Personne ne sait vraiment pourquoi une chanson devient populaire, surtout maintenant que les maisons de disques ont principalement cédé leurs efforts promotionnels aux mystères des algorithmes des médias sociaux. Lorsque je commence à entendre une chanson plusieurs fois, je suppose qu’elle est devenue populaire sur TikTok dans le cadre d’une tendance que je préfère ne pas déchiffrer. “Rich Men North of Richmond”, un hit viral du jour au lendemain par un chanteur country inconnu nommé Oliver Anthony, est la rare chanson populaire qui vient en fait avec une explication toute faite. Le morceau – qui commence par les paroles “J’ai vendu mon âme, travaillé toute la journée / Heures supplémentaires pour payer des conneries” – a accumulé des millions d’écoutes sur les plateformes sociales et, mardi matin, était le chanson la plus écoutée en Amérique sur la plateforme iTunes. Le court laps de temps autour de la viralité d’Anthony et la manière apparemment synchronisée dont les experts de droite, tels que Matt Walsh et Jack Posobiec, ont tweeté avec enthousiasme et presque apocalyptiquement sur “Rich Men North of Richmond” ont transformé le chanteur en une figure messianique ou conspiratrice. Selon votre politique, il est soit une voix envoyée du Ciel pour exprimer la colère de la classe ouvrière blanche, soit une création virale entièrement construite qui est arrivée pour servir le ressentiment avec un laquage épais et folklorique d’Americana.

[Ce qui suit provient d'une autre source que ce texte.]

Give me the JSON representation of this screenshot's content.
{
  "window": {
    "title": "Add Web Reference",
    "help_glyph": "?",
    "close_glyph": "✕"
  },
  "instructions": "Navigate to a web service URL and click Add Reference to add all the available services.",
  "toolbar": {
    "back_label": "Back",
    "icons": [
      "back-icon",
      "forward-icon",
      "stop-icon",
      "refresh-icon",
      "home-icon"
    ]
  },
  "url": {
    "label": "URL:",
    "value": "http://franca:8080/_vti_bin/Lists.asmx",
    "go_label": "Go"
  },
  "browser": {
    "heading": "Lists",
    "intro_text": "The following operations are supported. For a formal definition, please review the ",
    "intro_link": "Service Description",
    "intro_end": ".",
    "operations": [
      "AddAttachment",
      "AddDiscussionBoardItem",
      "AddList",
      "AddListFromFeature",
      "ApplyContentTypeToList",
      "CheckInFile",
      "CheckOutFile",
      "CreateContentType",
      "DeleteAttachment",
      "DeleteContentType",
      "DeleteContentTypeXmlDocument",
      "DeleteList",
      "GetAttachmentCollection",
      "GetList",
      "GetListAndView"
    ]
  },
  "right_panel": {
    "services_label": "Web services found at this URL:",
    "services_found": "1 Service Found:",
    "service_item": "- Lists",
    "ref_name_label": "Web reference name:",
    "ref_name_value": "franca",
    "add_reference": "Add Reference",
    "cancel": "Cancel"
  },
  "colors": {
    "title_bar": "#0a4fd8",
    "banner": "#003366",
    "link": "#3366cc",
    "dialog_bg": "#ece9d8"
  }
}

Mettons de côté deux choses évidentes. Le refrain de la chanson, qui dit “Livin’ in a new world / With an old soul / Ces hommes riches au nord de Richmond / Lord sait qu’ils veulent tous avoir le contrôle total”, devrait à juste titre éveiller les oreilles de quiconque pourrait Je me demande qui pourraient être ces « hommes riches ». Il y a aussi eu des tordages en ligne à propos d’une diatribe au milieu de la chanson contre «les obèses» qui mesurent «cinq pieds trois pouces» et «trois cents livres» et «le bien-être du lait». L’argent des contribuables, chante Anthony, ne devrait pas être dépensé pour leur acheter des “sacs de fudge”, ce qui, avec une phrase sur le fait que “votre dollar n’est pas de la merde et qu’il est taxé sans fin”, est le seul commentaire politique vraiment explicite. dans les paroles. Ces plaintes spécifiques, j’imagine, ne sont pas ce qui a titillé la base conservatrice, à moins qu’il n’y ait un plan secret pour couper les personnes qui sont à court ou de poids malsain hors des droits. Ce qui compte le plus, c’est la partie où Anthony proclame : “C’est vraiment dommage ce que le monde a fait / Pour des gens comme moi et des gens comme vous.”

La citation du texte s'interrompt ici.